The Lübeck Museum of Theatre Puppets possesses some of these posters for the Schichtl Puppet Theatre. 110 years after Friedländer’s death, who has been dubbed king of lithography, these posters will be on display in our special exhibition together with a selection of various posters for circuses and fairs.
What to expect from the exhibition
Friedländer’s posters give testimony of a time exuberantly elated and dramatically moved by many novelties and sensations. The posters glisten in the most colorful variations of the attractions, curiosities and rarities they advertise and bring to life the long gone aspects of contemporary circus history. When the posters were produced in the early 20th century, aerialists, jugglers, sword-swallowers, magicians and other artists were the fairs’ sensations. Giants, obese and people with hypertrichosis – i.e. abnormal hair growth – were displayed as freaks; flea circuses and puppet theatres toured the country.
Our exhibition features posters from five decades, among them historical lithographies for the puppet theatre dynasty of the Schichtl family from 1883 till 1912, as well as selected posters for the Hagenbeck Circus. These posters create a festive atmosphere and bring the colorful world of circuses, zoos and music halls back to life.

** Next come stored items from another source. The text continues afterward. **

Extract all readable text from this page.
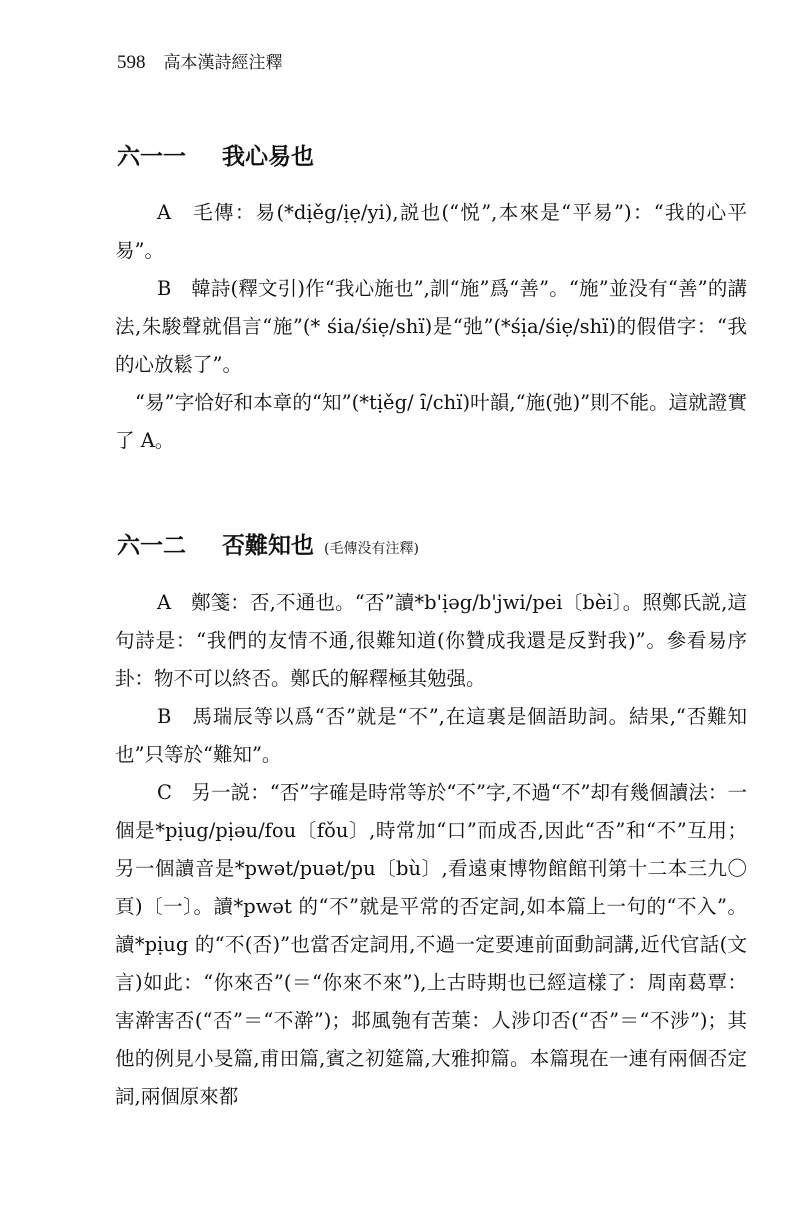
598 高本漢詩經注釋
六一一 我心易也
A　毛傳：易(*dịěg/ịẹ/yi),説也(“悦”,本來是“平易”)：“我的心平易”。
B　韓詩(釋文引)作“我心施也”,訓“施”爲“善”。“施”並没有“善”的講法,朱駿聲就倡言“施”(* śia/śiẹ/shï)是“弛”(*śịa/śiẹ/shï)的假借字：“我的心放鬆了”。
“易”字恰好和本章的“知”(*tịěg/ ȋ/chï)叶韻,“施(弛)”則不能。這就證實了 A。
六一二 否難知也 (毛傳没有注釋)
A　鄭箋：否,不通也。“否”讀*b'ịəg/b'jwi/pei〔bèi〕。照鄭氏説,這句詩是：“我們的友情不通,很難知道(你贊成我還是反對我)”。參看易序卦：物不可以終否。鄭氏的解釋極其勉强。
B　馬瑞辰等以爲“否”就是“不”,在這裏是個語助詞。結果,“否難知也”只等於“難知”。
C　另一説：“否”字確是時常等於“不”字,不過“不”却有幾個讀法：一個是*pịug/pịəu/fou〔fǒu〕,時常加“口”而成否,因此“否”和“不”互用；另一個讀音是*pwət/puət/pu〔bù〕,看遠東博物館館刊第十二本三九〇頁)〔一〕。讀*pwət 的“不”就是平常的否定詞,如本篇上一句的“不入”。讀*pịug 的“不(否)”也當否定詞用,不過一定要連前面動詞講,近代官話(文言)如此：“你來否”(＝“你來不來”),上古時期也已經這樣了：周南葛覃：害澣害否(“否”＝“不澣”)；邶風匏有苦葉：人涉卬否(“否”＝“不涉”)；其他的例見小旻篇,甫田篇,賓之初筵篇,大雅抑篇。本篇現在一連有兩個否定詞,兩個原來都
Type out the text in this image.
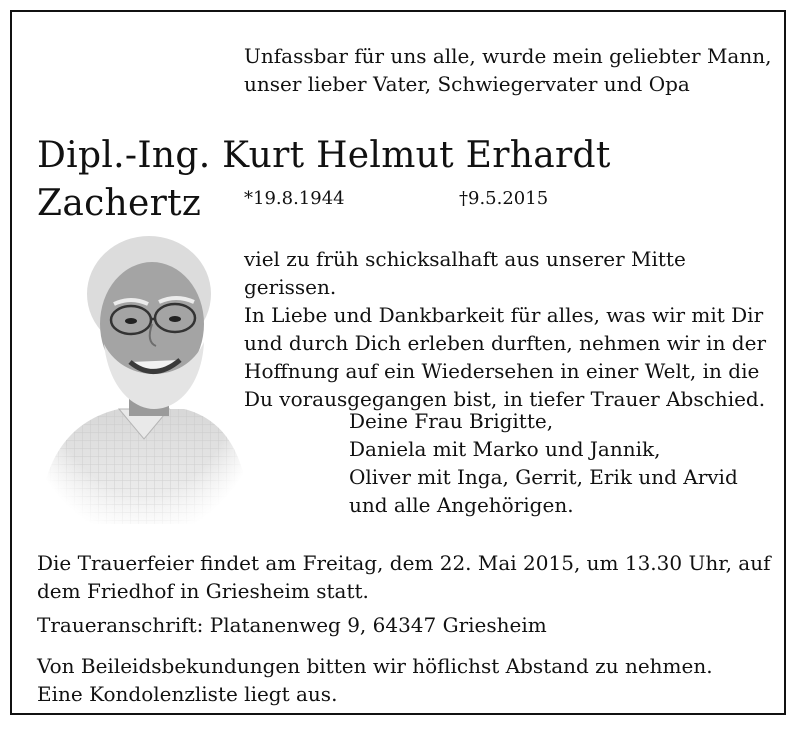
Unfassbar für uns alle, wurde mein geliebter Mann,
unser lieber Vater, Schwiegervater und Opa

Dipl.-Ing. Kurt Helmut Erhardt Zachertz	*19.8.1944	†9.5.2015

viel zu früh schicksalhaft aus unserer Mitte gerissen.
In Liebe und Dankbarkeit für alles, was wir mit Dir
und durch Dich erleben durften, nehmen wir in der
Hoffnung auf ein Wiedersehen in einer Welt, in die
Du vorausgegangen bist, in tiefer Trauer Abschied.

Deine Frau Brigitte,
Daniela mit Marko und Jannik,
Oliver mit Inga, Gerrit, Erik und Arvid
und alle Angehörigen.

Die Trauerfeier findet am Freitag, dem 22. Mai 2015, um 13.30 Uhr, auf
dem Friedhof in Griesheim statt.

Traueranschrift: Platanenweg 9, 64347 Griesheim

Von Beileidsbekundungen bitten wir höflichst Abstand zu nehmen.
Eine Kondolenzliste liegt aus.
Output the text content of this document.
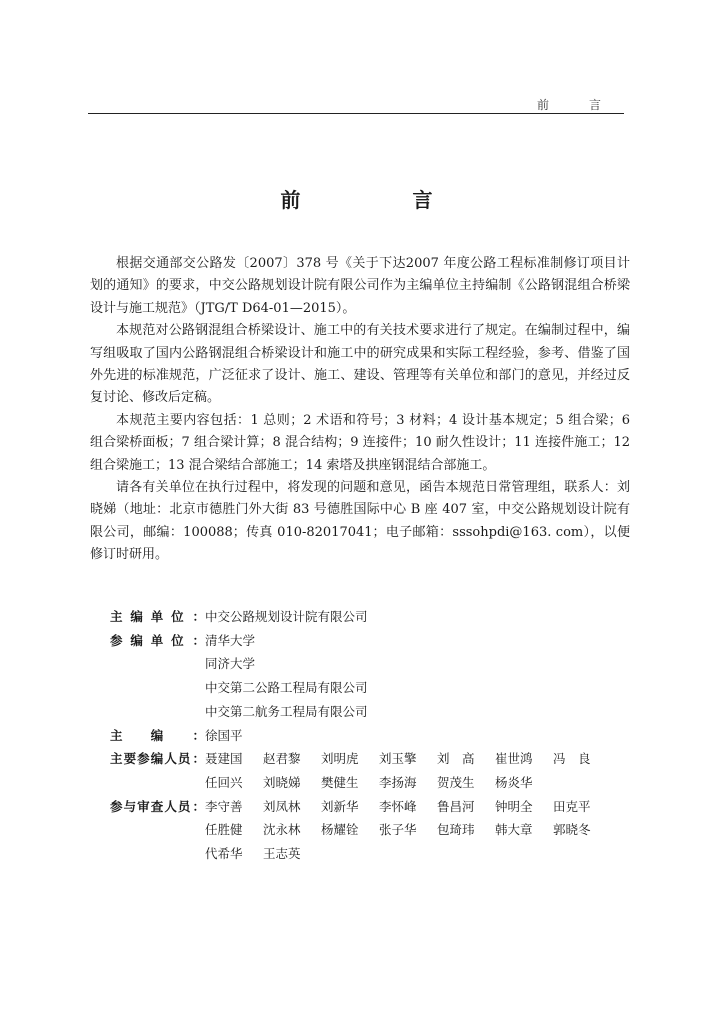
前　言
前　言

根据交通部交公路发〔2007〕378 号《关于下达2007 年度公路工程标准制修订项目计划的通知》的要求，中交公路规划设计院有限公司作为主编单位主持编制《公路钢混组合桥梁设计与施工规范》（JTG/T D64-01—2015）。

本规范对公路钢混组合桥梁设计、施工中的有关技术要求进行了规定。在编制过程中，编写组吸取了国内公路钢混组合桥梁设计和施工中的研究成果和实际工程经验，参考、借鉴了国外先进的标准规范，广泛征求了设计、施工、建设、管理等有关单位和部门的意见，并经过反复讨论、修改后定稿。

本规范主要内容包括：1 总则；2 术语和符号；3 材料；4 设计基本规定；5 组合梁；6 组合梁桥面板；7 组合梁计算；8 混合结构；9 连接件；10 耐久性设计；11 连接件施工；12 组合梁施工；13 混合梁结合部施工；14 索塔及拱座钢混结合部施工。

请各有关单位在执行过程中，将发现的问题和意见，函告本规范日常管理组，联系人：刘晓娣（地址：北京市德胜门外大街 83 号德胜国际中心 B 座 407 室，中交公路规划设计院有限公司，邮编：100088；传真 010-82017041；电子邮箱：sssohpdi@163. com），以便修订时研用。

主 编 单 位 ： 中交公路规划设计院有限公司
参 编 单 位 ： 清华大学
同济大学
中交第二公路工程局有限公司
中交第二航务工程局有限公司
主 编 ： 徐国平
主 要 参 编 人 员 ： 聂建国	赵君黎	刘明虎	刘玉擎	刘　高	崔世鸿	冯　良
任回兴	刘晓娣	樊健生	李扬海	贺茂生	杨炎华
参 与 审 查 人 员 ： 李守善	刘凤林	刘新华	李怀峰	鲁昌河	钟明全	田克平
任胜健	沈永林	杨耀铨	张子华	包琦玮	韩大章	郭晓冬
代希华	王志英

Guided tours of the exhibition: April 25, May 23, June 6 at 3 p.m. with art historian Martin Gosch
Workshops “Graphic Drawing Techniques”: At Kunstschule der Gemeinnützigen every Tuesday 7:30-9:00 p.m. and every other Friday at 9:30 a.m.-12:30 p.m. More information at www.kunstschule-luebeck.de
Insights into the history of Friedländer’s printing company
After his apprenticeship at his father’s stone printing company, Adolph Friedländer set up his own business at Thalstrasse 22 in Hamburg-St. Pauli in 1872, printing labels for grocery stores and delicatessen shops. The abundance of music halls, musical comedies and beer halls in the neighborhood of his company soon inspired him to specialize in the far more intricate printing of lithographies.
A Hamburg printing company conquers the world
Exceptional artisanal skill and the high quality of the colored prints helped Friedländer’s business to become recognized as one of the most significant lithographical printing companies for circus, artist, and music hall posters in Europe in late 19th and early 20th century. Friedländer soon became so successful that he was nicknamed “King of Artist Lithographies.” Almost all of the renowned circuses in Germany at least once ordered posters from his company. Friedländer’s clients came from all parts of Europe, the Middle and Far East and the Americas. Some became regular customers such as Circus Althoff, Circus Busch, and Circus Hagenbeck.
major order from Carl Hagenbeck of posters advertising a show of Sinhala people and a Kalmyk caravan helped Friedländer to his break-through in 1883/1884. The business connection between the two men evolved into a friendship which was continued by their sons. Hagenbeck was one of the last customers of Friedländer’s printing company during the Third Reich, when customers became scarce for the Jewish printer.